Streszczenie wykładu: 

After a Preamble which explains how and why this paper is heterodox, Part I: Towards a generative model summarises two papers on state formation by the sociologist W.G. Runciman, reviews newer historical work, and insists that the task is about tracing the emergence not only of the polis but also of a wider spectrum of Greek statehood. The portrayals of Skherie in the Odyssey and of Hesiod’s village are suggested as representing Level 1 of a hierarchy of settlement. Part II: The operative forces identifies six operative forces as combining in varied ways to yield the various components of that spectrum.

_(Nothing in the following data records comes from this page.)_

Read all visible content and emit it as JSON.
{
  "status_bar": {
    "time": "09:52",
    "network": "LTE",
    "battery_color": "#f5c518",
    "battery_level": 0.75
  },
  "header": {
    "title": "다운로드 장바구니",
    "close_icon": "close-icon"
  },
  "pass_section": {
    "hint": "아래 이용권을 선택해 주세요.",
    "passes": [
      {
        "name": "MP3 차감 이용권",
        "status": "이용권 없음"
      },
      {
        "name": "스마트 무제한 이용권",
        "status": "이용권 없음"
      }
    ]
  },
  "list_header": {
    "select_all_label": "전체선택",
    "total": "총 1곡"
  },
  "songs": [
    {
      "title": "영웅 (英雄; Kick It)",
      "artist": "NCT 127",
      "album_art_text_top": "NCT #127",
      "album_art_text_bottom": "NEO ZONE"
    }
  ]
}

They are (i): the exceptional individual, along with the expedients which communities had to adopt in order to control such persons; (ii) population, three aspects of which (numbers, role, and cohesion) each have effects, not least that of generating second-level entities of a hierarchy; (iii) the environment, with its restrictive effects generated by terrain, by the rhythms of human life-cycle, and by the efforts required to make a living; (iv) the supernatural, including the effects of polytheism, of the location of cult-spots via the convention that gods had certain preferred locations for access, and of sanctuary predominating over community; (v) convertible resources, with the productive processes and acquisition procedures that they generate; and finally (vi) memory, imagination, and a sense of identity, all of which are mental concepts which shape both time and space. An Envoi, Towards the emergence and consolidation of the polis-state, explains why the tone of this paper has been pre-civic, avoiding the terms ‘citizenship’ and emphasising that the emergence of the phenomenon was neither inevitable, nor linear, nor uniform, and was due in great part to the absence of ‘top-down’ power and of invasion.